Least Prefix Sum
思路 (贪心 + 优先队列)
设\(p_i = \sum\limits_{i=1}^n a_i\),设x,\(p_x < p_m\), 且\(1 \le x < m\), 则\(p_x - p_m\) 为两者的大小关系,显然若满足该关系应该保证\(\sum\limits_{i=x+1}^m a_i \le 0\), 我们采取贪心的策略每次挑选一个区间\([x+1, m]\)的最大值,当且仅当\(p_x - p_m \le 0\)时,所需要的操作数最少,因为\(p_m\)的值非递增,我们保证该策略为最优策略, 对于\(m < x \le n\) 同理。
复杂\(O(nlogn)\)
Code
#include <iostream>
#include <vector>
#include <queue>
#define rep(i, j, n) for (int i = j; i <= n; i ++)

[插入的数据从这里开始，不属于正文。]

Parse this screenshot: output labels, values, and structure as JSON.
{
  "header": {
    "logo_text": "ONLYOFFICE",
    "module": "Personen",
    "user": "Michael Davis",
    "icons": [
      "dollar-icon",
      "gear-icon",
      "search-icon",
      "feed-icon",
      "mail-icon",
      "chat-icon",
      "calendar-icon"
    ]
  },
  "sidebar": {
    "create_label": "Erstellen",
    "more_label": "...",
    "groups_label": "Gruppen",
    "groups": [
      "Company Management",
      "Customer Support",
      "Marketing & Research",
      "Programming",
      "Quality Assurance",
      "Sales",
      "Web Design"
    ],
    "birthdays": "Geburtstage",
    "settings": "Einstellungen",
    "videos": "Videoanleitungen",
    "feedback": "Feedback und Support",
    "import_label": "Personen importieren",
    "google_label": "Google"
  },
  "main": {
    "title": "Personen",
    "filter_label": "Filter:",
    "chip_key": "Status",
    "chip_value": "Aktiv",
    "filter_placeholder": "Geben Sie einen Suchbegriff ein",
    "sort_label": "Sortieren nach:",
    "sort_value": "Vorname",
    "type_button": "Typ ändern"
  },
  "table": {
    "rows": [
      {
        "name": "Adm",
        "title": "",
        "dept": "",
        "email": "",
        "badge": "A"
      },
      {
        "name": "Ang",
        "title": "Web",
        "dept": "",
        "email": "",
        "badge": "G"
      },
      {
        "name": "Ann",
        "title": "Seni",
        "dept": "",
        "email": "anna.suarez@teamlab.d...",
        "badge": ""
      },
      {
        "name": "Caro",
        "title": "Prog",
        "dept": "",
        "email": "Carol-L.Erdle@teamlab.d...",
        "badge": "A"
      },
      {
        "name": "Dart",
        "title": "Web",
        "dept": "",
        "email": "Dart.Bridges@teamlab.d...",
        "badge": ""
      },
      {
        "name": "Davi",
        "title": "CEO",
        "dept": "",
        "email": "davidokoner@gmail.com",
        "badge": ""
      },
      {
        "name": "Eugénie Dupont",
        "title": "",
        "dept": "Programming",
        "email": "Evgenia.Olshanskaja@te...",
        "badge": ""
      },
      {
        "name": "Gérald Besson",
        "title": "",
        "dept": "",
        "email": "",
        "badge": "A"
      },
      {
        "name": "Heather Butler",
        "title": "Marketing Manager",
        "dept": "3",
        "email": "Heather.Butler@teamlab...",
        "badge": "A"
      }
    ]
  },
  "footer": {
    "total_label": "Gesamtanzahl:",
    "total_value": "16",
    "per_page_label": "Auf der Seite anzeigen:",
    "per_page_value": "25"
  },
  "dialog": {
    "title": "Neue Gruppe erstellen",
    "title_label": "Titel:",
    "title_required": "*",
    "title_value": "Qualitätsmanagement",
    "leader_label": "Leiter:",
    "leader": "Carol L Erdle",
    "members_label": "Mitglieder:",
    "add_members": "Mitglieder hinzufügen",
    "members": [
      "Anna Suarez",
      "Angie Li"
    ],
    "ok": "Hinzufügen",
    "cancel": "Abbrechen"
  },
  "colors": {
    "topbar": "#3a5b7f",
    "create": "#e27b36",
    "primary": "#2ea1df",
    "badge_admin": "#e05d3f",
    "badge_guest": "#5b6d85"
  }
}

#define per(i, j, n) for (int i = j; i >= n; i --)
using namespace std;
void solve() {
int n, m, ans = 0; cin >> n >> m;
vector<long long> a(n + 1), pre(n + 1, 0);
for (int i = 1; i <= n; i ++) {
cin >> a[i];
pre[i] = pre[i - 1] + a[i];
}
priority_queue<long long> h;
long long curr = 0;
per (i, m, 2) {
if (a[i] > 0) h.push(a[i]);
curr += a[i];
while (curr > 0) {
int x = h.top(); h.pop();
curr -= 2 * x, ans ++;
}
}
while (h.size()) h.pop();
curr = 0;
rep (i, m + 1, n) {
if (a[i] < 0) h.push(-a[i]);
curr += a[i];
while (curr < 0) {
int x = h.top(); h.pop();
curr += 2 * x;
++ ans;
}
}
cout << ans << "\n";
}
int main() {
int _; cin >> _;
while (_ --) {
solve();
}
}